De no ser ello así, se postergaría indefinidamente la decisión de las solicitudes de amparo de los derechos fundamentales, en razón de las múltiples acciones que podrían interponer, quienes resulten vencidos dentro del trámite constitucional. No obstante, cumple aclarar que la accionante, aun cuenta con la opción de revisión por parte de la Corte Constitucional, tal y como lo permite el art. 33 del Decreto 2591/1991, si tiene alguna inconformidad respecto del fallo de tutela que censura.

En ese orden, la interesada debe aguardar la selección de su caso para que se surta dicho mecanismo, y en el evento de que el mismo no sea escogido, puede optar por el recurso de insistencia ante la Defensoría del Pueblo, tal y como lo permite el artículo en cita y los arts. 51 y 52 del A. 05/1992, razón adicional para denegar el amparo pretendido.

Así las cosas, como en este asunto no se encuentra cumplida la causal general de procedencia descrita en la sentencia C- 590/2005, por cuanto el ataque se erige contra una decisión de tutela, lo que genera la existencia de cosa juzgada constitucional, esta Sala se abstiene de efectuar un nuevo examen de la problemática planteada. Con sustento en las precedentes consideraciones, la tutela se torna improcedente, por lo que no hay lugar a conceder el amparo deprecado.

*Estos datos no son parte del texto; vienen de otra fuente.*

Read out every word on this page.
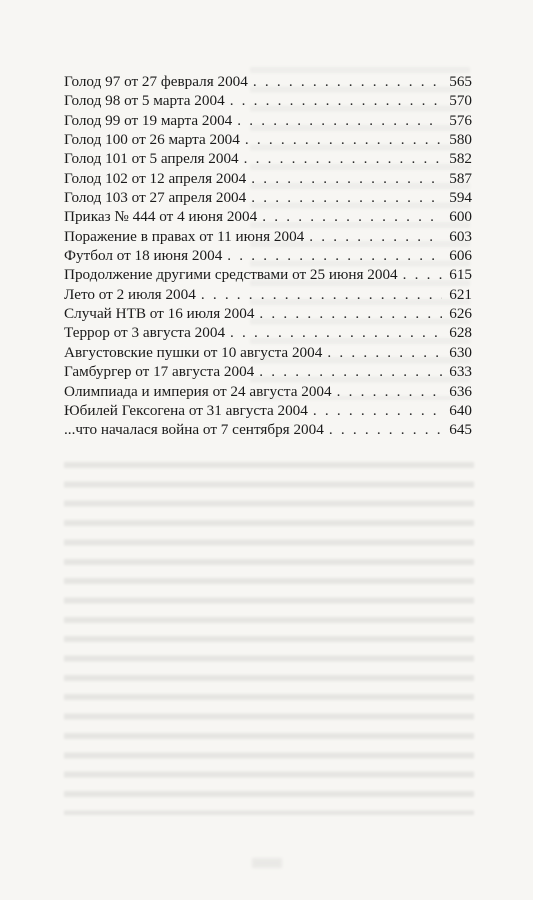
Голод 97 от 27 февраля 2004 . . .	565
Голод 98 от 5 марта 2004 . . .	570
Голод 99 от 19 марта 2004 . . .	576
Голод 100 от 26 марта 2004 . . .	580
Голод 101 от 5 апреля 2004 . . .	582
Голод 102 от 12 апреля 2004 . . .	587
Голод 103 от 27 апреля 2004 . . .	594
Приказ № 444 от 4 июня 2004 . . .	600
Поражение в правах от 11 июня 2004 . . .	603
Футбол от 18 июня 2004 . . .	606
Продолжение другими средствами от 25 июня 2004 . . .	615
Лето от 2 июля 2004 . . .	621
Случай НТВ от 16 июля 2004 . . .	626
Террор от 3 августа 2004 . . .	628
Августовские пушки от 10 августа 2004 . . .	630
Гамбургер от 17 августа 2004 . . .	633
Олимпиада и империя от 24 августа 2004 . . .	636
Юбилей Гексогена от 31 августа 2004 . . .	640
...что началася война от 7 сентября 2004 . . .	645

DECISIÓN En mérito de lo expuesto, la Corte Suprema de Justicia, Sala de Casación Laboral, administrando justicia en nombre de la República y por autoridad de la ley,

RESUELVE

PRIMERO: NEGAR POR IMPROCEDENTE la tutela de los derechos invocados.

SEGUNDO: NOTIFICAR a los interesados, en la forma prevista en el art. 30 del Decreto 2591/1991.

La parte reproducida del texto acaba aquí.